Les sommets informels des leaders de l’OTSC se sont montrés efficaces et les dirigeants des Six en sont à leur cinquième rencontre. Dans son allocution d’ouverture Noursoultan Nazarbaev a cerné les problèmes qui nécessitent un examen approfondi :

« Nous nous sommes réunis ici pour échanger nos opinions sur plusieurs questions à savoir les risques globaux et régionaux pour la sécurité et la stabilité des pays de l’OTSC, le prochain départ des troupes américaines d’Afghanistan et les catastrophes naturelles et technogènes dans la zone de responsabilité de l’OTSC. Nous sommes en outre en présence d’une montée des menaces liées au terrorisme international, au trafic d’armes et de drogues ».

La plus grande partie des négociations s’est déroulée à huis clos. Le président Alexandre Loukachenko qui assure la présidence tournante a déclaré à l’issue des consultations que les parties avaient convenu de terminer prochainement la mise en place et l’armement d’une force collection de déploiement rapide.

Les experts russes notent que l’Afghanistan peut devenir un grave problème pour l’OTSC parce que le retrait des troupes américaines prévu par Washington met en danger la stabilité dans la région d’Asie Centrale, surtout au Tadjikistan, en Ouzbékistan et en Kirghizie.

« L’OTSC se transforme progressivement en un puissant instrument de dissuasion à la fois militaire, informationnelle, diplomatique et politique.

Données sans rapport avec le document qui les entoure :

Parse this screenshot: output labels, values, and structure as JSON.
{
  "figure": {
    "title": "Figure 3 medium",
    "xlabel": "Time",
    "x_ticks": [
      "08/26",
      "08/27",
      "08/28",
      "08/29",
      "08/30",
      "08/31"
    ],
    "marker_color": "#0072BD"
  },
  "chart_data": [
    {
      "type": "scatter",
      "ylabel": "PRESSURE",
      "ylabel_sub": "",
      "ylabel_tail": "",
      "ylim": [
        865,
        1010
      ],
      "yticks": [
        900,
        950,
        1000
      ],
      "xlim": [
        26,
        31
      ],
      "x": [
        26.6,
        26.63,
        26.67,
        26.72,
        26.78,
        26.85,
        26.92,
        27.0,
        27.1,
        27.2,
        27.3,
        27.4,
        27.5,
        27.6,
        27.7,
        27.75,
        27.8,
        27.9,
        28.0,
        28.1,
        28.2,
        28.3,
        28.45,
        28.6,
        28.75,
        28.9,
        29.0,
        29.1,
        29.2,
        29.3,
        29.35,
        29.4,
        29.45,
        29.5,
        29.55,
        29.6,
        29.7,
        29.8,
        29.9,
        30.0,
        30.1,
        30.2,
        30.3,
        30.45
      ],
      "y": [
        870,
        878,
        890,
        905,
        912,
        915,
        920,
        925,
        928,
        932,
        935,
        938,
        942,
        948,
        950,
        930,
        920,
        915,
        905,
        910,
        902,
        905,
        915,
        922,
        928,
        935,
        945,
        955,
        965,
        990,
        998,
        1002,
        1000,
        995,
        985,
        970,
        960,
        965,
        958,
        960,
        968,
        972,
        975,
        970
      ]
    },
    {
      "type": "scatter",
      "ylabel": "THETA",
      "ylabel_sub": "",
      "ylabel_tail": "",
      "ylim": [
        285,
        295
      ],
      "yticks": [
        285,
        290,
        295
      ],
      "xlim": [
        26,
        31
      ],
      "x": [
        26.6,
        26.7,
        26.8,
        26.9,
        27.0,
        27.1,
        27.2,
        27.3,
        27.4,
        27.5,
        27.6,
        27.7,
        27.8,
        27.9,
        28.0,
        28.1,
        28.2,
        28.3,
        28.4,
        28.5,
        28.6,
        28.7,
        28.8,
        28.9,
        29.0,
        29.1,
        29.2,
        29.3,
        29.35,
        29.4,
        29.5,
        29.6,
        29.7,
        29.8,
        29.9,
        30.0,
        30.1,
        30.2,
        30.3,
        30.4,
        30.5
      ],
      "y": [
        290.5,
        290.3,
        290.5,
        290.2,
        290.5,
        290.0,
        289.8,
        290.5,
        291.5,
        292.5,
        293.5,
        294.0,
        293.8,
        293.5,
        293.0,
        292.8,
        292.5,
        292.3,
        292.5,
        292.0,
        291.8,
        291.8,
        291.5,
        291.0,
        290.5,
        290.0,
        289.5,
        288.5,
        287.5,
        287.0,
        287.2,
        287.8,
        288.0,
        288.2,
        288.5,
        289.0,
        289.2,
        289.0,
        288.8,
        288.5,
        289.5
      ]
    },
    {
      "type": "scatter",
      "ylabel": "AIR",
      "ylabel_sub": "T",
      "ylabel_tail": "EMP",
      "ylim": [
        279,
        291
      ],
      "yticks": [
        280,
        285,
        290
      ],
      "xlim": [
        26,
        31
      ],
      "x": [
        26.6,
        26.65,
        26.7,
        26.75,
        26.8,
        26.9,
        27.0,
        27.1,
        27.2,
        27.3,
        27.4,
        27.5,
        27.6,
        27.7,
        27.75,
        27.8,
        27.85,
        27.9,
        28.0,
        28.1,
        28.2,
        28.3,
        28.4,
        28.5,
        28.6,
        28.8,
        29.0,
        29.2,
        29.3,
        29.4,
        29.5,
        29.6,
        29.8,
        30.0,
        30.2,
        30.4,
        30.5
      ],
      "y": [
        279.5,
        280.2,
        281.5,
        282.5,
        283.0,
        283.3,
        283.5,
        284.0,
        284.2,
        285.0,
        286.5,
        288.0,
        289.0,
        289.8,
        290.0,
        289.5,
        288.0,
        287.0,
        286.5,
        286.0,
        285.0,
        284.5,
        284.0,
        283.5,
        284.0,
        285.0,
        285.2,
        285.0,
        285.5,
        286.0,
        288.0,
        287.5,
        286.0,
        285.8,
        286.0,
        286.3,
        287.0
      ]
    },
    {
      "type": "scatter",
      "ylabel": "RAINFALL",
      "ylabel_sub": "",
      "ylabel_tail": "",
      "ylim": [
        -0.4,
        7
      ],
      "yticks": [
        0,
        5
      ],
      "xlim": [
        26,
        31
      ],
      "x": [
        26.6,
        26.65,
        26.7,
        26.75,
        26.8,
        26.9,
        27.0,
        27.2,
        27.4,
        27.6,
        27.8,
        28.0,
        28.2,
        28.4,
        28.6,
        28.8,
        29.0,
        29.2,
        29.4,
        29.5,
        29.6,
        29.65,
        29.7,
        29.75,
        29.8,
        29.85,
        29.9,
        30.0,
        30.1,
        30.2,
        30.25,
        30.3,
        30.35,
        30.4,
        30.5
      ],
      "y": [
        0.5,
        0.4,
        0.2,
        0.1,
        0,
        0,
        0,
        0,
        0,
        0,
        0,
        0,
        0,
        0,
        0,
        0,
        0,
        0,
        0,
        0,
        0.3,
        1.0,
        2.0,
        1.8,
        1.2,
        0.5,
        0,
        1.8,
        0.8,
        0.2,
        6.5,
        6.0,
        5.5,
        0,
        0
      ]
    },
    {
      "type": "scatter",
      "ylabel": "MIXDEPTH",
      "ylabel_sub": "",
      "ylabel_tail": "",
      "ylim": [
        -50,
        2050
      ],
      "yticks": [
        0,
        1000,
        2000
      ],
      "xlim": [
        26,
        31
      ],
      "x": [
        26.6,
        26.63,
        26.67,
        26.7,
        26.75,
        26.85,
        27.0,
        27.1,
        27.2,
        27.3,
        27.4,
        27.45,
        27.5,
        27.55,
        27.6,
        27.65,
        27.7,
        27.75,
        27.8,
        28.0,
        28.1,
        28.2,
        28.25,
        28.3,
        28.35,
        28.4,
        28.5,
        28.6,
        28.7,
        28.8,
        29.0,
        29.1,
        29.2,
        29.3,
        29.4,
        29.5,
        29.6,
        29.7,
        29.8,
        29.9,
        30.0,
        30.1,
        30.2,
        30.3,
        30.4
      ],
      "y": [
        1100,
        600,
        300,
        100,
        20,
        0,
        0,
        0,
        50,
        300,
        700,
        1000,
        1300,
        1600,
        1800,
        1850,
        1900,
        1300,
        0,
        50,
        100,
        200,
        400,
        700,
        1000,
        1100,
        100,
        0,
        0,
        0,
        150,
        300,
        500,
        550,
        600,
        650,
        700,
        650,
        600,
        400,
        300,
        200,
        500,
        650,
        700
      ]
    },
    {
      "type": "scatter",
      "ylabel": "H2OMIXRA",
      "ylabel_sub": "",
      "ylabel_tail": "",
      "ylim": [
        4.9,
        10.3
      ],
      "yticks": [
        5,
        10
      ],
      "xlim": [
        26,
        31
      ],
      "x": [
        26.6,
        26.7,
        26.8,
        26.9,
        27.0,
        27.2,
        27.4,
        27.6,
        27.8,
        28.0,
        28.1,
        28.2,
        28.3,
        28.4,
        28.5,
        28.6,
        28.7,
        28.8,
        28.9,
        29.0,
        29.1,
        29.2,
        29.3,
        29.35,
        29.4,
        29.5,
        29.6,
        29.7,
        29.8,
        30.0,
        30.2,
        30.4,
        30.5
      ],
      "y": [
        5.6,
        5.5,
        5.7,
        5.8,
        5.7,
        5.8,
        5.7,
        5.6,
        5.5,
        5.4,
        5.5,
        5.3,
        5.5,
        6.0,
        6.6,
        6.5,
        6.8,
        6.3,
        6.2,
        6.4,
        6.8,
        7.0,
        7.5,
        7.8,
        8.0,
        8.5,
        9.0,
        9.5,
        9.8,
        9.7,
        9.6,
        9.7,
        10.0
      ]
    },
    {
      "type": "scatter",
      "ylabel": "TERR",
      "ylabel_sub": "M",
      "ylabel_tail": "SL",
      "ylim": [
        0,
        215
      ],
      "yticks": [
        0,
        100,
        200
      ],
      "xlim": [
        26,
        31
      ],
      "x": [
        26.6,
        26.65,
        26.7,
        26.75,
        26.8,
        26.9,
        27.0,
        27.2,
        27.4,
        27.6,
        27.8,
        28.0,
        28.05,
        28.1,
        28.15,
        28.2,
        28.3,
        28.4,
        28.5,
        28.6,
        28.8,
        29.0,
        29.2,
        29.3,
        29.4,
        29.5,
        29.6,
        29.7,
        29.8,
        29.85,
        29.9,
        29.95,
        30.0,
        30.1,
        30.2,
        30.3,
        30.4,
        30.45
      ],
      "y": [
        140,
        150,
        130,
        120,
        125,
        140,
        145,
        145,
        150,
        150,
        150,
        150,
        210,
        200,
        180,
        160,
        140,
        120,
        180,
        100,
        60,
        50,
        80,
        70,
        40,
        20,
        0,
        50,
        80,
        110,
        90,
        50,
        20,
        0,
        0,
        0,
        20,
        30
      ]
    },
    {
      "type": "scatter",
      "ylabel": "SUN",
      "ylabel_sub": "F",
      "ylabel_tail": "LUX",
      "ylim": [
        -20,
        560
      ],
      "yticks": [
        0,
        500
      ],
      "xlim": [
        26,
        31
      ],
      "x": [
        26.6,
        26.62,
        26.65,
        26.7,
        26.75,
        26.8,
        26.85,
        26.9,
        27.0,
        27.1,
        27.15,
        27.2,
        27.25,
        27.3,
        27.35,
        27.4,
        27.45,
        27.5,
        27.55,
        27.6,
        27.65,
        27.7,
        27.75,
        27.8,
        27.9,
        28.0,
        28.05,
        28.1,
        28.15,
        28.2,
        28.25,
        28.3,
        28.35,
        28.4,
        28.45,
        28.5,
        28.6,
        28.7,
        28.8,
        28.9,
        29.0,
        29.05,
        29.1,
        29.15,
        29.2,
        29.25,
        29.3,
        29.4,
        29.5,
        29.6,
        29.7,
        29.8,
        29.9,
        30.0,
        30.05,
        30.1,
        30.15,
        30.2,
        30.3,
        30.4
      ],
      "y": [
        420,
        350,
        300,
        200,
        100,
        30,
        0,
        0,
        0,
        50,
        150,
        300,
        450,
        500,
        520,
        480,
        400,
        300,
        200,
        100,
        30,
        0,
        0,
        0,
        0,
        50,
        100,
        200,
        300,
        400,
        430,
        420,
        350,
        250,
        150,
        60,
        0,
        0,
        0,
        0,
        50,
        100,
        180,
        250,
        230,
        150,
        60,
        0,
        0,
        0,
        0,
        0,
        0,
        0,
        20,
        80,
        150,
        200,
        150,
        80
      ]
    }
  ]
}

Il me semble qu’il faut en priorité mettre en place une structure puissante qui pourrait réagir dans les directions potentiellement dangereuses par des moyens militaires mais surtout de nature non militaire », dit Igor Panarine, professeur à l’académie diplomatique du MAE russe.

Le sommet informel de l’OTSC au Kazakhstan a deux volets et notamment les négociations officielles à Astana et les contacts officieux dans la station de cure Borovoïé dans la région d’Akmolinsk. D’ailleurs, c’est exactement il y a trois ans qu’a eu lieu la première rencontre sans cravate des leaders des pays de l’OTSC.